Under the collaboration with Cellectis, Church and his team will be given access to the company’s TALEN® gene editing technology. TALENs, short for transcription activator-like effector nucleases, are genome engineering enzymes that can introduce changes into the DNA code with high specificity and across an entire genome, and they can be multiplexed to make multiple changes at a time. “In the Recode project, our capabilities to edit genomes and invent new tools for high-level multiplexing of these efforts perfectly align with Cellectis’ expertise and strengths. Cellectis’ TALEN gene editing technology will contribute much to the success of this project,” said Church.

All protein-coding DNA sequences in a cell’s genome consist of triplet codons containing three of the four basic nucleotide bases known in shorthand as A, T, G and C. In addition, the beginning of a protein-coding DNA sequence is signaled by a START codon and its end with a STOP codon to enable the appropriate translation of DNA into the proteins’ amino acid sequences. As most amino acids are redundantly encoded by two to six different codons, Church and his team seek to compress the codon usage for specific amino acids from six down to four codons.

To achieve this, the team will deploy sequence-tailored TALEN® enzymes to help modify codons at 400,000 locations across the protein-coding regions of the human genome. The lab can then delete the genes encoding the RNA molecules known as transfer RNAs that the cells previously required during their protein synthesis to add amino acids corresponding to the eliminated codons.
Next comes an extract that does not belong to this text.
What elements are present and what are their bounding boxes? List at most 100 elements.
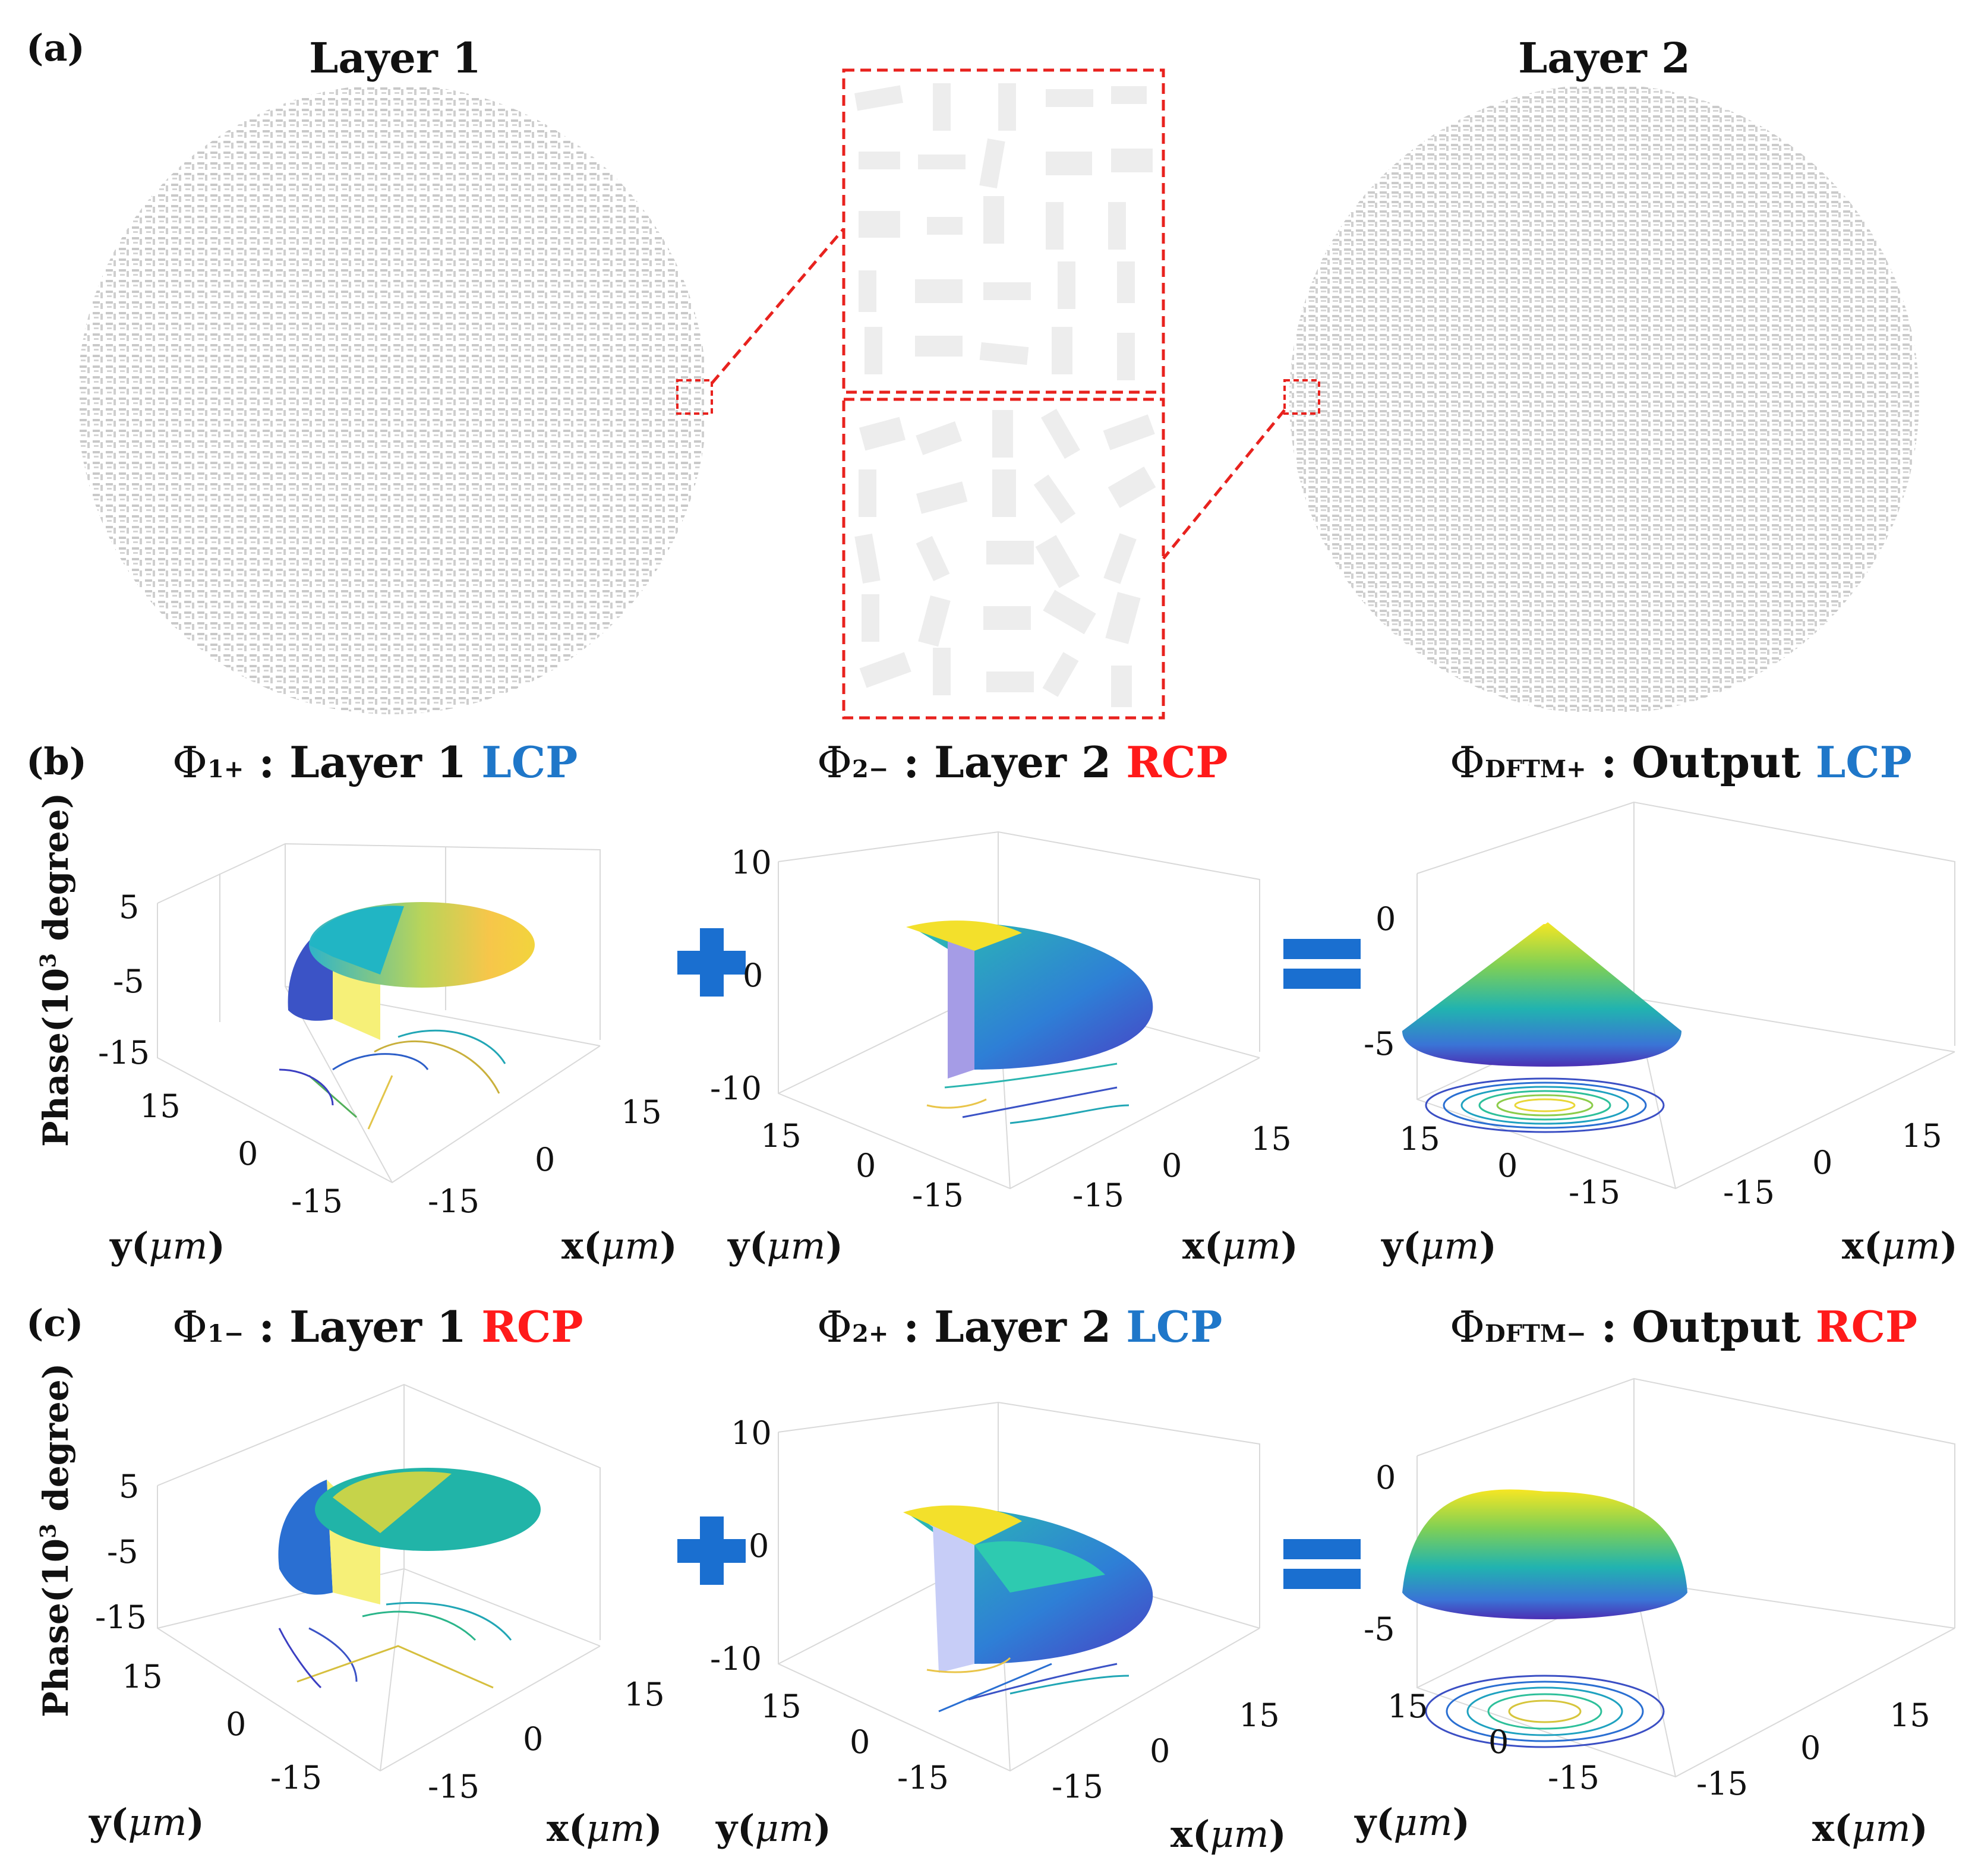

“We are looking forward to collaborating with the Wyss Institute and George Church’s group on this very exciting Recode project using Cellectis’ technology to recode the entire genome of human and other species cell lines,” said Dr. André Choulika, Chief Executive Officer of Cellectis. “The precision, the performance and the flexibility of TALEN® technology makes it the optimal gene editing platform for such a cutting-edge project.”

This simplification of the protein-encoding portion of the genome may prevent viruses, which need the full repertoire of codons to produce their own proteins, from hijacking the host cells’ protein-synthesizing machinery. It may also allow researchers to re-purpose eliminated amino acid codons for the incorporation of nonstandard synthetic amino acids that can enable new protein functions and provide a reliable means of containing recoded cell lines in laboratory or industrial environments.

“The Recode project and partnership between synthetic biologists at the Wyss Institute and Cellectis represents a major new application area for genome engineering that could open up entirely new paths for prevention of infectious disease, as well as for biomanufacturing, organ transplantation, and regenerative medicine,” said Wyss Institute Founding Director Donald Ingber, M.D., Ph.D., who is also the Judah Folkman Professor of Vascular Biology at HMS and the Vascular Biology Program at Boston Children’s Hospital, as well as Professor of Bioengineering at the Harvard John A. Paulson School of Engineering and Applied Sciences.